Ulus Meydanı ve yakın çevresi Frig döneminden itibaren yerleşim alanı olarak kullanılmakta, özellikle Roma döneminden itibaren alanda önemli anıtsal yapıların inşa edildiği bilinmektedir. Bu nedenle alanda yapılacak her türlü müdahale önerisi, alanı tanımlayan farklı dönemlere ait kültürel mirasın bir kısmının yer üzerinde bir kısmının ise yer altında bulunduğu gerçeği üzerinden geliştirilmelidir. Yenileme Planı ise, Ulus Meydanı ve tüm tarihî Ankara’nın yer altı ve üzerindeki kültürel varlıklarına, alanın çok katmanlı kimliğine zarar verecek tanım ve müdahale önerileri içermektedir. Plan hazırlandıktan kısa süre sonra TMMOB Mimarlar Odası Ankara Şubesi, TMMOB Şehir Plancıları Odası Ankara Şubesi, TMMOB Peyzaj Mimarları Odası Ankara Şubesi, ODTÜ Mimarlık Fakültesi ve Gazi Üniversitesi Mimarlık Fakültesi tarafından çeşitli itirazların belirtilmesine rağmen, plan 2007 yılında onaylanarak yürürlüğe girmiştir.[13] Bu durum, TMMOB Mimarlar Odası Ankara Şubesi ve TMMOB Şehir Plancıları Odası Ankara Şubesi tarafından mahkemeye taşınmış, Ankara 10. İdari Mahkemesi planı koruma prensipleri ile çeliştiği ve kamu yararına aykırı olduğu gerekçesiyle iptal etmiştir.[14]

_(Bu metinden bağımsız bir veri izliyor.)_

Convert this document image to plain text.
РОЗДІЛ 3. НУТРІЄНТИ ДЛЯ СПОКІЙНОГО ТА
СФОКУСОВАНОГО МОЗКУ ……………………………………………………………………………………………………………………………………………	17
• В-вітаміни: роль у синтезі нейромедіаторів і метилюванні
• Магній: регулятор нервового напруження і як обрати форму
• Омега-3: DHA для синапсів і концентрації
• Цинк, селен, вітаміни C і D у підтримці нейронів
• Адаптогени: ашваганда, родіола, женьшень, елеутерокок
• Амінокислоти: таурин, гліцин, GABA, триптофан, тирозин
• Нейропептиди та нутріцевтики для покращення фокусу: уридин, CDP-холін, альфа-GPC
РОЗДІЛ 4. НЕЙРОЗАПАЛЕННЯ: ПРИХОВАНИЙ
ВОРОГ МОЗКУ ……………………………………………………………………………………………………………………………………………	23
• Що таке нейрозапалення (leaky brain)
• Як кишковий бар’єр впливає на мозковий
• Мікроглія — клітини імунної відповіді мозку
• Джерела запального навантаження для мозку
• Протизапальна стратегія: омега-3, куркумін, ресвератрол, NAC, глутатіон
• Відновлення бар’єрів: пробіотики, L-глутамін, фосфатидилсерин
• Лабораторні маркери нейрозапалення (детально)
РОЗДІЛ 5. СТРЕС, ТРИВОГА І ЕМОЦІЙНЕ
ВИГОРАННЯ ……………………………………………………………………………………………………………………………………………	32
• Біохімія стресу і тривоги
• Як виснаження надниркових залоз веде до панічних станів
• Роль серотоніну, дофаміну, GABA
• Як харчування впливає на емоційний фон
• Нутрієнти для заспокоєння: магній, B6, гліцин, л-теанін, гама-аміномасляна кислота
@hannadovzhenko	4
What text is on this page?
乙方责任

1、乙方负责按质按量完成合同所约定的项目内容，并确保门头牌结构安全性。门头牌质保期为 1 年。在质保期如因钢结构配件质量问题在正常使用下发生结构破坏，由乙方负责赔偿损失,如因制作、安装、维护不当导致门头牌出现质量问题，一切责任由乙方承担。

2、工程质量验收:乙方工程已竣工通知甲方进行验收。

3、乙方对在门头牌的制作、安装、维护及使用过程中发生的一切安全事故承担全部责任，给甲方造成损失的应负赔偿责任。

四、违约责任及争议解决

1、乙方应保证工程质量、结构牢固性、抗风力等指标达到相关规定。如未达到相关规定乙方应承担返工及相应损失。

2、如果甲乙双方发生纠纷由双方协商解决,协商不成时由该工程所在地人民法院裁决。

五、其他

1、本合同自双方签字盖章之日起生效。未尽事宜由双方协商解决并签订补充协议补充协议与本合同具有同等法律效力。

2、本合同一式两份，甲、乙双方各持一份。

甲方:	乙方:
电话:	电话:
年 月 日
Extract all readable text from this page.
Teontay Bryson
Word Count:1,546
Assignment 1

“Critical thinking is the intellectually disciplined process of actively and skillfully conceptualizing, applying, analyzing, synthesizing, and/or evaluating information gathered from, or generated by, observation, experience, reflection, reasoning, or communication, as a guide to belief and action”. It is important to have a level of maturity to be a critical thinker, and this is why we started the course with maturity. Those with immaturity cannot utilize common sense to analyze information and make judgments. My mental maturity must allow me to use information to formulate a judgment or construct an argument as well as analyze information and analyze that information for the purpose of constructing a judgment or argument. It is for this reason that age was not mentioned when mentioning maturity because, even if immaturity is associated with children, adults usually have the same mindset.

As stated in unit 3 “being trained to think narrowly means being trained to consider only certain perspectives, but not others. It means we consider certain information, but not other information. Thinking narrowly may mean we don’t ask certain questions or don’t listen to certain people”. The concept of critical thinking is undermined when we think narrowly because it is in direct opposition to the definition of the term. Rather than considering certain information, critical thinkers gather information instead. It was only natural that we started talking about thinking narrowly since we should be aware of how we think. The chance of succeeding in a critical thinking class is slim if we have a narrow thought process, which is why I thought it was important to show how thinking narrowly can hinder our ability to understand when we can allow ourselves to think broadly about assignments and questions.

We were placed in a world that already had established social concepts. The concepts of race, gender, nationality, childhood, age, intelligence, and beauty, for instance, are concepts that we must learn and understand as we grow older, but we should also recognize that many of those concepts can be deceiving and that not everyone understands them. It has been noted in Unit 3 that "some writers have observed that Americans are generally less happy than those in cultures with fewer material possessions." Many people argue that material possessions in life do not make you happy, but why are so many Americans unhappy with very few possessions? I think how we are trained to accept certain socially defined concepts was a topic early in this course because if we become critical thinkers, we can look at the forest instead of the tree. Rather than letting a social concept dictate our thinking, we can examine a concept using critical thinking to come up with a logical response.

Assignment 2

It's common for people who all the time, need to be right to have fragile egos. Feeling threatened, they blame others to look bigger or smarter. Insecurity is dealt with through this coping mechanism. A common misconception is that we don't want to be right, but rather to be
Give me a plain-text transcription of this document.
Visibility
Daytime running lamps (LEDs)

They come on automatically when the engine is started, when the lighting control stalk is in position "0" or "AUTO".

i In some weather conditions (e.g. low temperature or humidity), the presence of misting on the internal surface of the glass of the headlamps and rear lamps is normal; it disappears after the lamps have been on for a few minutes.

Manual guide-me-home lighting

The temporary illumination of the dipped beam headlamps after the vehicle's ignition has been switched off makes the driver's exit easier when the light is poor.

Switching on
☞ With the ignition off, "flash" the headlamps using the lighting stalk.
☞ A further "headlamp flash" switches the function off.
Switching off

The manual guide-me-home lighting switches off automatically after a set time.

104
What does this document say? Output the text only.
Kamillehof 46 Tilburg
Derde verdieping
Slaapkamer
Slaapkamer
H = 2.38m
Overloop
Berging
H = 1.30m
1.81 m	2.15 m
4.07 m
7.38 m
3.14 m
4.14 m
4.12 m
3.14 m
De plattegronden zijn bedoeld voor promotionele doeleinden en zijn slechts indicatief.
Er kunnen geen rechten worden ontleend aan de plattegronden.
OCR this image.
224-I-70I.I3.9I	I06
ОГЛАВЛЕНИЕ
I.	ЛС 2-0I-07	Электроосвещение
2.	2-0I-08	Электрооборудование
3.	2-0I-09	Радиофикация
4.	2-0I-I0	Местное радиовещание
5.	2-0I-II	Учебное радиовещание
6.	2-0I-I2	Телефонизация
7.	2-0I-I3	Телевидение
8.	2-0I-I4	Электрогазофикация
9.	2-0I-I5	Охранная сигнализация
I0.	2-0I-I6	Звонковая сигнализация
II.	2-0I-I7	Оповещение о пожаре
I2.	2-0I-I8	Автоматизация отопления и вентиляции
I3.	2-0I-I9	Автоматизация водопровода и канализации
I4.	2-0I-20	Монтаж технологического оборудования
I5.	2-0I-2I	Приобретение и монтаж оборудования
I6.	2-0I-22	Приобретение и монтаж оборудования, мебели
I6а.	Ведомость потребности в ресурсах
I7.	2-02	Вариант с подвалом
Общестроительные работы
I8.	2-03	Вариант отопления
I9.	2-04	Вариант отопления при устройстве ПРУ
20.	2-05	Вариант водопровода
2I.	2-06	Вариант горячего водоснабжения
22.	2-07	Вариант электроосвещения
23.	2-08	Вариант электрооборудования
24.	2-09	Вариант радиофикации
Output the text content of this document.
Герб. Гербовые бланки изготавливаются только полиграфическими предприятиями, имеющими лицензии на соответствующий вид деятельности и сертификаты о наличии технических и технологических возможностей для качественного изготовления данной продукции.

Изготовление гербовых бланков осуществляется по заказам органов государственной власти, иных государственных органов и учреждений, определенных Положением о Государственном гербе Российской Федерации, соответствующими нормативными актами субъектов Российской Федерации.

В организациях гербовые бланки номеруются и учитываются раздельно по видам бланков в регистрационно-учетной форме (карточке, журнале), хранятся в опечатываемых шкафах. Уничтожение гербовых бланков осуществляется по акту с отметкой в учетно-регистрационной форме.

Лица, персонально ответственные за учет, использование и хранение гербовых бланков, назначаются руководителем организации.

Planın iptal edilmesinin ardından belediye yeni bir plan hazırlanıncaya kadar Geçiş Dönemi Esasları[15] ile tanımlanan çerçeve doğrultusunda kentsel faaliyetlerine hızla devam etmiştir. Özellikle tarihî alanda inşaat odaklı faaliyetleri ve detayları net bir şekilde ifade edilmeyen koruma-onarım süreçleri tarifleyen Geçiş Dönemi Esasları, belediyenin tarihî Ankara sınırları içinde her türlü koruma ve imar faaliyetini kendi kentsel politikaları doğrultusunda hızla uygulamaya geçirmesinin önünü açmıştır. Kısa süre içinde belediyenin belirlemiş olduğu alanlar, tarihî yapıların yıkılarak yeniden inşa edildiği, sokak sağlıklaştırma projeleri ile cephelerin tanınmaz hale geldiği ve yeniden işlevlendirmeler ile kullanım-kullanıcı sürekliliğinin kesintiye uğradığı, sahte tarihî alanlara dönüşmeye başlamıştır. Zaman içinde, tarihî dokuda bütünlüğünü ve özgünlüğünü kaybetmiş, çevresiyle yabancılaşmış alt bölgeler oluşmaya başlamış, tarihî Ankara’nın çok katmanlı kimliğini tanımlayan birçok yapı yıkılarak yerlerine Osmanlı-Selçuklu dönemi yapı özelliklerinin yansıtılmaya çalışıldığı, hibrid yapılar inşa edilerek kentsel mekânlarda hızlı, politik ve geri dönüşü olmayan bir dönüşüm yaşanmıştır.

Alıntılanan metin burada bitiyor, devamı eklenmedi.